The last step is the creation and execution of MiningBuidTask. It is described in the Model building section.

Classification model building

The first step of classification model building is to load the data. Some of the classification methods require a special data type or data preprocessing. All the necessary information about the proper data preparation can be found in the section Data requirements in the chapter describing the selected method in the Modules chapter.

Note

For every classification method the target attribute has to be categorical.

The second step is to select a classification method. FunctionSettings object can be created as follows:

cfs = ClassificationFunctionSettings()

If we test the created object the following message will appear:

Figure 15.14. Classification Function Settings - Test Reports

Classification Function Settings - Test Reports
  • Logical data not provided

    LogicalData should be assigned. It can be done by:

    cfs.logicalData = ld

    where 'ld' denotes the LogicalData object created before.

  • Algorithm settings not provided

    The choice of the method in AdvancedMiner is equivalent to the choice of the corresponding algorithm settings. In AdvancedMiner the following classification methods are available: Kohonen Maps, Neural Networks, Classification Trees, Logistic Regression, Bivariate Probit, Discriminant Analysis.

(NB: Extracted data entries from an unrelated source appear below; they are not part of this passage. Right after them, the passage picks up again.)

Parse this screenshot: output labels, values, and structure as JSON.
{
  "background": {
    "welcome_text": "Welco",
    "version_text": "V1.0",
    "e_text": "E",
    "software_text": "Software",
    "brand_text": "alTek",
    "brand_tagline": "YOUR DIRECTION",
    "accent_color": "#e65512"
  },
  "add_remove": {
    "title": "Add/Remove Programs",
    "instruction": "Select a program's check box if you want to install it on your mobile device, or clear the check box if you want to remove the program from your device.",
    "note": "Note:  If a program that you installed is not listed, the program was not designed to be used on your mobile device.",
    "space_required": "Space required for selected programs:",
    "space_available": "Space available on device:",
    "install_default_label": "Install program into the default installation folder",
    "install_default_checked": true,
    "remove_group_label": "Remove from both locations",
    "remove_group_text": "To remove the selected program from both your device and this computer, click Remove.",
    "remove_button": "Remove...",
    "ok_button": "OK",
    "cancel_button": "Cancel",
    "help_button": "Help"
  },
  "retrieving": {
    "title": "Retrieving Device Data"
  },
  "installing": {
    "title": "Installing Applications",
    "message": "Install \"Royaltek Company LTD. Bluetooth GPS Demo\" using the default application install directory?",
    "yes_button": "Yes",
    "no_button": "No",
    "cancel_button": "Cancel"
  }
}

    Table 15.2. Classification Methods - Algorithm Settings

    MethodAlgorithm Settings Object Name
    Bivariate Probit

    BivariateProbitSettings

    Discriminant Analysis

    DiscriminantSettings

    Neural Networks

    FeedforwardNeuralNetSettings

    Kohonen Maps

    KohonenClassificationSettings

    Logistic Regression

    LogisticRegressionSettings

    Classification Trees

    TreeSettings

    Figure 15.15. Classification Methods - Algorithm Settings

    Classification Methods - Algorithm Settings
  • Target attribute not specified

    The target attribute should be specified. It can be done by:

    cfs.targetAttributeName = 'Target_Attribute_Name'

The last step is the creation and execution of MiningBuidTask. It is described in the Model building section.

Clustering model building

The first step of clustering model building is to load the data. All the necessary information about the proper data preparation can be found in the section Data requirements in the Kohonen Maps section.

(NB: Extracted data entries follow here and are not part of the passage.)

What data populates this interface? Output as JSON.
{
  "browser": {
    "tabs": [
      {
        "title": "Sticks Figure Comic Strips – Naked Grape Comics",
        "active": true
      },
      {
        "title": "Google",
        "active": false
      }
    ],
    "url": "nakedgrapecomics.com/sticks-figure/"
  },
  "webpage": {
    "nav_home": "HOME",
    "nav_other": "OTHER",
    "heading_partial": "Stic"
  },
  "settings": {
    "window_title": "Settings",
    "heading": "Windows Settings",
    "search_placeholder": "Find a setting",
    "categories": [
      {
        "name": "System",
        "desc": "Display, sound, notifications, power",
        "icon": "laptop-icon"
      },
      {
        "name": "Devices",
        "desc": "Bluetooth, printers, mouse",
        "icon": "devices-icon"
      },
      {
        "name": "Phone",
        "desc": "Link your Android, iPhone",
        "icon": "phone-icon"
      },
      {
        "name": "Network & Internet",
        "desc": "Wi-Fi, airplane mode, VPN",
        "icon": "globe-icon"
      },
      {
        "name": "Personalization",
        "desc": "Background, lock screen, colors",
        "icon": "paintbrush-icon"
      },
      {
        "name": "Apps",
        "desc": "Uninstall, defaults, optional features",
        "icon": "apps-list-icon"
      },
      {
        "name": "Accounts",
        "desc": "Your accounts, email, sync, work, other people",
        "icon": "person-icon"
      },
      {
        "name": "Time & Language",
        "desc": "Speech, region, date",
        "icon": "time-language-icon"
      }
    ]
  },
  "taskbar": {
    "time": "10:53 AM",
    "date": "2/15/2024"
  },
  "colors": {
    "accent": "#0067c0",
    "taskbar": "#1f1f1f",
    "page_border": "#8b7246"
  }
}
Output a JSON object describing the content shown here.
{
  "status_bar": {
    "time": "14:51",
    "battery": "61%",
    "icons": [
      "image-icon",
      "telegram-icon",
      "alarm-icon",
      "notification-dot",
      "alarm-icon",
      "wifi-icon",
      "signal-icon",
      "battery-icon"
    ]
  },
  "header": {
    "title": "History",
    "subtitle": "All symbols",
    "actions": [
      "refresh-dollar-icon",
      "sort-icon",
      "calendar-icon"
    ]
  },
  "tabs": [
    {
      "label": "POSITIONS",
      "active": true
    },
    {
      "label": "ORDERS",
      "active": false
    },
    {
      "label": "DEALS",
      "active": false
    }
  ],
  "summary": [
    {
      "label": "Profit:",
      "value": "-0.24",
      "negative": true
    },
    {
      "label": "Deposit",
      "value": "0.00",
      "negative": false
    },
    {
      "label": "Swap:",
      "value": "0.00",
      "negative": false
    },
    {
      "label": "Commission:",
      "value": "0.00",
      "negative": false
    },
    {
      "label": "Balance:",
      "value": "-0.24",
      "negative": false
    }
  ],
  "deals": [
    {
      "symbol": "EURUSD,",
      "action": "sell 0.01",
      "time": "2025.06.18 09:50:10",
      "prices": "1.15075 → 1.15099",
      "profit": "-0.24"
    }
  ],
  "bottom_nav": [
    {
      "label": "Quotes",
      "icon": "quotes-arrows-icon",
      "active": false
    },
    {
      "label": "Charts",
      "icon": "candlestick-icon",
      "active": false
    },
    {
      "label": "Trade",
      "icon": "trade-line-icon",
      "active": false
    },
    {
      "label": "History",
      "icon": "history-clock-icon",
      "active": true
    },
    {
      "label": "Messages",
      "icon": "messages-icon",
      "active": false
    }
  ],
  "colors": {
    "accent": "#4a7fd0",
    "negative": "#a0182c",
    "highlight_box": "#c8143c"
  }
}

The second step is to select a clustering method. A FunctionSettings object can be created as follows:

cfs = ClusteringFunctionSettings()

If we test the created object the following message will appear:

Figure 15.16. Clustering Function Settings - Test Reports

Clustering Function Settings - Test Reports
  • Logical data not provided

    LogicalData should be assigned. It can be done by:

    cfs.logicalData = ld

    where 'ld' denotes the LogicalData object created before.

  • Algorithm settings not provided

    The choice of the method in AdvancedMiner is equivalent to the choice of the corresponding algorithm settings. Kohonen Maps and KMeans are clustering methods available in AdvancedMiner. The algorithm settings can be provided by:

    cfs.algorithmSettings = KohonenClusteringSettings()

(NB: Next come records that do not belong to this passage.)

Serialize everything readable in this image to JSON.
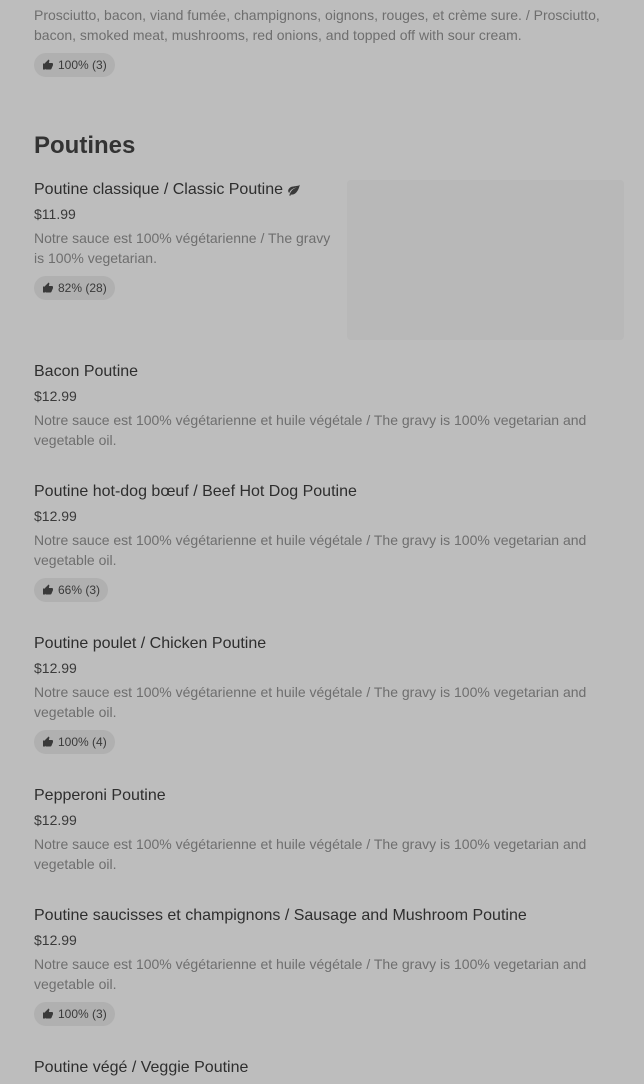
{
  "top_item": {
    "description": "Prosciutto, bacon, viand fumée, champignons, oignons, rouges, et crème sure. / Prosciutto, bacon, smoked meat, mushrooms, red onions, and topped off with sour cream.",
    "rating": "100% (3)"
  },
  "section": {
    "title": "Poutines"
  },
  "items": [
    {
      "name": "Poutine classique / Classic Poutine",
      "price": "$11.99",
      "description": "Notre sauce est 100% végétarienne / The gravy is 100% vegetarian.",
      "rating": "82% (28)",
      "icon": "leaf-icon"
    },
    {
      "name": "Bacon Poutine",
      "price": "$12.99",
      "description": "Notre sauce est 100% végétarienne et huile végétale  / The gravy is 100% vegetarian and vegetable oil."
    },
    {
      "name": "Poutine hot-dog bœuf / Beef Hot Dog Poutine",
      "price": "$12.99",
      "description": "Notre sauce est 100% végétarienne et huile végétale  / The gravy is 100% vegetarian and vegetable oil.",
      "rating": "66% (3)"
    },
    {
      "name": "Poutine poulet / Chicken Poutine",
      "price": "$12.99",
      "description": "Notre sauce est 100% végétarienne et huile végétale  / The gravy is 100% vegetarian and vegetable oil.",
      "rating": "100% (4)"
    },
    {
      "name": "Pepperoni Poutine",
      "price": "$12.99",
      "description": "Notre sauce est 100% végétarienne et huile végétale  / The gravy is 100% vegetarian and vegetable oil."
    },
    {
      "name": "Poutine saucisses et champignons / Sausage and Mushroom Poutine",
      "price": "$12.99",
      "description": "Notre sauce est 100% végétarienne et huile végétale  / The gravy is 100% vegetarian and vegetable oil.",
      "rating": "100% (3)"
    },
    {
      "name": "Poutine végé / Veggie Poutine"
    }
  ]
}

The last step is the creation and execution of MiningBuidTask. It is described in the Model building section.

Survival model building

In order to build the Cox survival model it is necessary to create MiningBuildTask with the given data and Cox settings. Recall that the Cox model requires additional settings: censor and censoredValue:

Figure 15.17. Cox Survival Model Settings

Cox Survival Model Settings

The censor variable is set in functionSettings->attributeUsageSet and Censored category is set in the functionSettings.

Application of the built model will produce the output data which can be stored in a database or file. The output will contain the predicted survival time and the data used.